Scarlett and Danielle: The Mary Tyler Moore Show

Filed under: 1970s — dmcapi11 @ 11:41 pm

 The 1970′s was a time filled with feminist movements and new power for women. Although many women believed in total equality, the transition was not the smoothest. This is shown in The Mary Tyler Moore Show. Mary is a single woman who finds her self in the workplace, which women of this time period could relate to. Unfortunatley, people can not get past the fact that she is a woman in the man’s world/workplace. She is still treated inferior and different because she is a woman. She takes on the role as the mother of wife in the work place so she still fills some domestic roles of the time. She also stands her ground though when it comes to her rights. She tells her boss Lou that it is not okay and against her rights when he is asking inappropriate questions when it comes to her interview that have to do with her gender. This shows the feminist role of the curent time. Mary also shows signs of the sexual revolution that was affecting gender roles. She is openly on the pill and even has relaionships based on how a man looks. Mary’s friends Phyllis and Rhoda also fit gender roles of the time. Phyllis is married and seems to be in a cage of domesticity which was a common feeling among real women. Rhoda was single and upset about the fact that she did not have a man, another view which was common in the time period. Evidence for this is shown in the chapter from Spangler 1970s: Spunky Girls and Angry Women and the book Prime-Time Feminism. They both discuss have parts whch either discuss the gender roles in the 1970s and or how the characters fufilled these roles. Along with these gender roles, the 1970s included incidents such as the Vietnam War and the Watergate scandal which led to people’s mistrust of the government.  There were many connectons between the time period and the episodes we watched.
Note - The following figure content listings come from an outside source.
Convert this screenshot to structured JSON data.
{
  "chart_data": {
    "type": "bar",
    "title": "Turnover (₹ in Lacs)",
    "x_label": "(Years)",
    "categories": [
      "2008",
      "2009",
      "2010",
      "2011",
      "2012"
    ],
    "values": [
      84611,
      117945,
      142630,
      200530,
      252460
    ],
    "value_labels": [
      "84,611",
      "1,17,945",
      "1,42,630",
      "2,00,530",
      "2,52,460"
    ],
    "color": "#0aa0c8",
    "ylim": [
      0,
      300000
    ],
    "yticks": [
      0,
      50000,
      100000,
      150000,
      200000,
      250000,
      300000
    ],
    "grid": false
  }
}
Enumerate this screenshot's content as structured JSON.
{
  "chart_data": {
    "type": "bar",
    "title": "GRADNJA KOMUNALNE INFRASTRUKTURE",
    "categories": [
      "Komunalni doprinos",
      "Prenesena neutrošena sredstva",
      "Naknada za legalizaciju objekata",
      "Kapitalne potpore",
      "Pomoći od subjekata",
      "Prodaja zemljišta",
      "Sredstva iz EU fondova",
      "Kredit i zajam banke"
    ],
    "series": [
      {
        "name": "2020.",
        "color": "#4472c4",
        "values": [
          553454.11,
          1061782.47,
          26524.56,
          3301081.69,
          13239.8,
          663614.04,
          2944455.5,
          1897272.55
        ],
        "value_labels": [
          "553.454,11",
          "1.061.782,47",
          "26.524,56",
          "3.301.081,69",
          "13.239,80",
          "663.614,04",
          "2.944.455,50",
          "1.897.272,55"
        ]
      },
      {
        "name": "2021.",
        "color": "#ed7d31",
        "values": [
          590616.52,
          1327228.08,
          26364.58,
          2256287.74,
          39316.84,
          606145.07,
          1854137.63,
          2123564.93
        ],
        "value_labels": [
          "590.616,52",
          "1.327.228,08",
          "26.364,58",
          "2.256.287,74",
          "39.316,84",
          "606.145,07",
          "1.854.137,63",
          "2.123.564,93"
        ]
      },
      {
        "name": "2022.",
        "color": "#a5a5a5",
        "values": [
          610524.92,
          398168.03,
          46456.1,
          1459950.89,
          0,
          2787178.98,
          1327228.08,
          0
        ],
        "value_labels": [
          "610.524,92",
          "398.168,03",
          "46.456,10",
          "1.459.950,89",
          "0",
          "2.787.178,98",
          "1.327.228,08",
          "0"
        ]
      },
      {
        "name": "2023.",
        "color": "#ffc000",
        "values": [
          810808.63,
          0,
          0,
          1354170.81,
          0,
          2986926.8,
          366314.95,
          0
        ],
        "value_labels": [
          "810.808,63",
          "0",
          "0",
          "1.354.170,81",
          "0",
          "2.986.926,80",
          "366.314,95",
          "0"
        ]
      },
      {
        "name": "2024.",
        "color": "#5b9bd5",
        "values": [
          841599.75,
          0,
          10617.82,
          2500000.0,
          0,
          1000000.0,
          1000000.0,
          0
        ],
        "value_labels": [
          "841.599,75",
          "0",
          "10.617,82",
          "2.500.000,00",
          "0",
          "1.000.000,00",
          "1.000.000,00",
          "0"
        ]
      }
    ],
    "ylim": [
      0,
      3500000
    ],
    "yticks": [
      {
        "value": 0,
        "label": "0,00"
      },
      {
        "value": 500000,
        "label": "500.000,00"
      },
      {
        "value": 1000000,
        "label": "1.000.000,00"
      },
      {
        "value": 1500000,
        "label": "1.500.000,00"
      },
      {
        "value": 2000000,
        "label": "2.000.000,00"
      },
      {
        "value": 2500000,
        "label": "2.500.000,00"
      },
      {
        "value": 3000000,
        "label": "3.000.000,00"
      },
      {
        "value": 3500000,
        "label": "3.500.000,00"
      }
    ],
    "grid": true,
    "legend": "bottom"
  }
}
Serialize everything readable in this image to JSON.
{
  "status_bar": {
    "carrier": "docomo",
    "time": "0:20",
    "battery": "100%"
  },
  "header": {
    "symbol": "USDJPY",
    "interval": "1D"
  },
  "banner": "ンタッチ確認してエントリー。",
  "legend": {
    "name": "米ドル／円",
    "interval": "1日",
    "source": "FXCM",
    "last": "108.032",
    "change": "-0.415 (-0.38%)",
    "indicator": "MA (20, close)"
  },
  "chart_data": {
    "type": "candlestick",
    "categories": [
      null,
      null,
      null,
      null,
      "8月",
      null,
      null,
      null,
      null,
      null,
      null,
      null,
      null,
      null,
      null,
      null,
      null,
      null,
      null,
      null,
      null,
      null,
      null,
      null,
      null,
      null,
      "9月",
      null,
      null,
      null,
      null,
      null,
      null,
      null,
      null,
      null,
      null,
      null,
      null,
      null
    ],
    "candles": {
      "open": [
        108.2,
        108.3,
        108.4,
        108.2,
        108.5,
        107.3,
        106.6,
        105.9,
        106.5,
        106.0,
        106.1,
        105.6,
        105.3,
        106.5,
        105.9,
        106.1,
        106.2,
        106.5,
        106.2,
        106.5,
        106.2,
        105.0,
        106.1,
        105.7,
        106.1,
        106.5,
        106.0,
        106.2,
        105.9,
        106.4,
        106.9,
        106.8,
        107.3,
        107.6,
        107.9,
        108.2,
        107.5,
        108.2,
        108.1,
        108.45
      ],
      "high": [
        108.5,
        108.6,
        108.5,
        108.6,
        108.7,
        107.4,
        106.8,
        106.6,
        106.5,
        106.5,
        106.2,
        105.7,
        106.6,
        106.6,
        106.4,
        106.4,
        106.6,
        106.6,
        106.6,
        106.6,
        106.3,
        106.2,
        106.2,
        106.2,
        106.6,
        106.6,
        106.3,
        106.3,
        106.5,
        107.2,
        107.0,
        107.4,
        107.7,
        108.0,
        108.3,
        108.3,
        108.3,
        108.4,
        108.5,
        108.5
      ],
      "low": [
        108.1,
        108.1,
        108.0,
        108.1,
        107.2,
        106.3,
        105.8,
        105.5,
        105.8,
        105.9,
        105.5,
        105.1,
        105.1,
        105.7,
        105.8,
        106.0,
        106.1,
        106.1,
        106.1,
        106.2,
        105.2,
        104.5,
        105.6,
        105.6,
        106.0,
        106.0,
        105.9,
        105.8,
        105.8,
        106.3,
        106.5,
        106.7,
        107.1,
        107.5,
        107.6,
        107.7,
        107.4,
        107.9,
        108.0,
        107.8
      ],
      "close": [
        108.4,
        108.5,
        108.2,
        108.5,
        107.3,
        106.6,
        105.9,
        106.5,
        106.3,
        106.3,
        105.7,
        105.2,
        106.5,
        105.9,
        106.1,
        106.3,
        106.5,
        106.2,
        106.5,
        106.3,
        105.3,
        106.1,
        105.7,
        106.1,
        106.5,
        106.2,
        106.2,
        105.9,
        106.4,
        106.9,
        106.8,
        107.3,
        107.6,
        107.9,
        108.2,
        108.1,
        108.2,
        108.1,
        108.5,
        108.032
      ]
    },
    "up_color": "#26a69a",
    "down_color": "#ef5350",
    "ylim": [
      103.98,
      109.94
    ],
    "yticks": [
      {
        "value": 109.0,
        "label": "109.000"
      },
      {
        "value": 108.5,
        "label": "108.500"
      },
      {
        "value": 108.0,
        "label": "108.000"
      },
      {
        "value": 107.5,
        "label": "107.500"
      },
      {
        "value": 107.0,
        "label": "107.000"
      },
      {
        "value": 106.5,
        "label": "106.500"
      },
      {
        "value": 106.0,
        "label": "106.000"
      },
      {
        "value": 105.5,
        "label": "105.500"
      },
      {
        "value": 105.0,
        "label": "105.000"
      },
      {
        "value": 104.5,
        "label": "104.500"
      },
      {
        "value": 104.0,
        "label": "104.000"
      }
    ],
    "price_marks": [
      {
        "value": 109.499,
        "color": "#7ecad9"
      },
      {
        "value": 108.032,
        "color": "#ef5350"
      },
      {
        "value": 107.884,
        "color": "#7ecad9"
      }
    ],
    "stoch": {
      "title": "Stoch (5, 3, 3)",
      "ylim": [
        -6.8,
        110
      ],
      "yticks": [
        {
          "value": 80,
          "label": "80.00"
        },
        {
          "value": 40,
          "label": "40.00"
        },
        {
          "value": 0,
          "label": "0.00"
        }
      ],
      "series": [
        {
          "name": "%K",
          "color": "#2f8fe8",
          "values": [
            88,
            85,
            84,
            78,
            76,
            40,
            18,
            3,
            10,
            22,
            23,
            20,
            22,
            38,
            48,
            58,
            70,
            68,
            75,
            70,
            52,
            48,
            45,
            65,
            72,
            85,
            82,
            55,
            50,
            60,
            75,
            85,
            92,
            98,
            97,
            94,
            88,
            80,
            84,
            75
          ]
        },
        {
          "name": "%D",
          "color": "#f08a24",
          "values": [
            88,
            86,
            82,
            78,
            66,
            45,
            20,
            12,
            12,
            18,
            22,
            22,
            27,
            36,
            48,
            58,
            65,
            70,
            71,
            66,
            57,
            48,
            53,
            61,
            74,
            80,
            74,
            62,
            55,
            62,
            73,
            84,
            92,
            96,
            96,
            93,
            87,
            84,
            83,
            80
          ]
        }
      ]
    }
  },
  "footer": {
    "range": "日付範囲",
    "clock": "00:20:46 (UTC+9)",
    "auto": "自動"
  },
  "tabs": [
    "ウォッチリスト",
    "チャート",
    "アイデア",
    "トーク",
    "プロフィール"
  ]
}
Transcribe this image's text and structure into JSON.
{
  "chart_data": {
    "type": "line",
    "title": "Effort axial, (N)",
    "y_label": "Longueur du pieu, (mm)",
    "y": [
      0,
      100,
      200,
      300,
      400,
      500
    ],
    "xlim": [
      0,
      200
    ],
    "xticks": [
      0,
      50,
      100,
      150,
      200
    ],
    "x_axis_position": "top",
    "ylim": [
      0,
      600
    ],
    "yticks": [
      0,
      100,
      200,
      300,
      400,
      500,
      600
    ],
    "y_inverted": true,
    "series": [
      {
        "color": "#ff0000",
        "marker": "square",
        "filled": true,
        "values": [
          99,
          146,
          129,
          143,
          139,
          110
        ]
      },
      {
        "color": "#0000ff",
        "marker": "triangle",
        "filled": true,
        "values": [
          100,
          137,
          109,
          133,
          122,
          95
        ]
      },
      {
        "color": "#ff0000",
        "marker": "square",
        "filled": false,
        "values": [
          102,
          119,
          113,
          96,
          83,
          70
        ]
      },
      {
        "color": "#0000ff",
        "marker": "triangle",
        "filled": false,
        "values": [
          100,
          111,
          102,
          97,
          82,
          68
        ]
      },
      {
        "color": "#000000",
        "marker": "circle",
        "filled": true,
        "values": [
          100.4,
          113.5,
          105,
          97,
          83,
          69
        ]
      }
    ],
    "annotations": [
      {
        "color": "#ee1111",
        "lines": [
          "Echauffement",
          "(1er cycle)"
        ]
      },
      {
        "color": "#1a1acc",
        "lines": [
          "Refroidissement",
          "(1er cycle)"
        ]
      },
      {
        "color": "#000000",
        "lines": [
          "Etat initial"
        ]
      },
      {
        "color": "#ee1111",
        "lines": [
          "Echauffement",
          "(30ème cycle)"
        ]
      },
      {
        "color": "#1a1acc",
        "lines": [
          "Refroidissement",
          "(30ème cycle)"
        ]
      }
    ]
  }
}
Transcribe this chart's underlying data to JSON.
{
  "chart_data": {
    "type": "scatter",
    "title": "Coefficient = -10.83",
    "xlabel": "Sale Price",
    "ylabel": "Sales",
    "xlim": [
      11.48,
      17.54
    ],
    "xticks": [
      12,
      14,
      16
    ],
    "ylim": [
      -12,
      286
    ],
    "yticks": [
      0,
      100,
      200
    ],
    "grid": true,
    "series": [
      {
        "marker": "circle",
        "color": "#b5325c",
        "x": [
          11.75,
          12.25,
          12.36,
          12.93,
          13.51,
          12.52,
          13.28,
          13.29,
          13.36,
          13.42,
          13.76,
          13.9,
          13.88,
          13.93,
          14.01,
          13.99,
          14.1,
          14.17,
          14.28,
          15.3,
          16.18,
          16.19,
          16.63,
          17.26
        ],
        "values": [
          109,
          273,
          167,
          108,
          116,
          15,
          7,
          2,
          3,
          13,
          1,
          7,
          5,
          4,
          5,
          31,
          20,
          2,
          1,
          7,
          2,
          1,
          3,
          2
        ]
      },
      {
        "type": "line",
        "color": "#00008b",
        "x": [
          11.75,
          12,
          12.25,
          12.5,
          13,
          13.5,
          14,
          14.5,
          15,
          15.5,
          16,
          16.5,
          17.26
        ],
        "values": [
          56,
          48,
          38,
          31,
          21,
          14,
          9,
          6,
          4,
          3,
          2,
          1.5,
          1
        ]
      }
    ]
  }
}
For example, in the pilot episode, Mary is in a work family instead of the traditional family. She finds that Lou and other men are ot treating her fairly but she sticks up for her rights. She even dumps her boyfriend who wants her to settle for domesticity instead of what she wants. She shows her feminist side but also how hard it was to make it. Also in the episode, The Snow Must Go On, Mary is put in charge of the show, which was a big deal since she was a woman, but she finds that no one will listen to her because of her sex and how timid she is because of that.

Questions on M*A*S*H

Filed under: 1970s — jbmccr11 @ 1:05 pm
  1. M*A*S*H is very similar to previous sitcoms in its willingness to push boundaries as long as, by the end of the episode, everything has returned to normal. The show didn’t reinvent the genre as workplace sitcoms had existed previously, however it did provide a new spin on that sub-genre with a darker mood and a new setting.
  2. The opposition of the stress of life-saving and the dark humor mixed with an ironic levity creates the show’s unique narrative. Over time, the characters change and learn from some of their previous mistakes. The majority of the players on the set are performing and that is part of what makes the show so entertaining. The goofy interactions between Radar and Col. Blake are a perfect example of this performance.
  3. The laugh track in M*A*S*H is very important as it tells the audience when to laugh. With a show that incorporates so much sarcasm the laugh track becomes an important tool for the audience.
  4. Many elements of the show were regarded as offensive by different audiences, but the major problem that M*A*S*H had was the fact that those who had been in war, specifically the Korean war, felt that the show made too light of the situation and didn’t accurately represent wartime. This is made clear by Michael Carmack’s criticisms.
  5. This show was popular with a large audience because it acknowledged current issues like that of sexuality and provided new looks at them. It gave viewers examples of sexually liberated characters. This is made evident by Judy Kutulas’ New Liberated Women and New Sensitive Men.
  6. The time period in which M*A*S*H was produced was one of change. The show certainly accurately represented certain gender roles of the time, and misrepresented others. One way or another, the show had an impact on the gender roles at the time and offered a new source of sexual liberation to those in need. Again, New Liberated Women and New Sensitive Men makes this clear.
  7. Kutulas discussed the social context of the show very thoroughly with regard to gender roles. She gave a picture of a generation of the children of the baby boomers who were looking for new sources of entertainment to keep up with a demand for a liberation from previous norms. M*A*S*H answered this call in many ways with its credits, in which a naked man and woman come out of the women’s showers well after the rest of the women have rushed out to prepare for incoming wounded.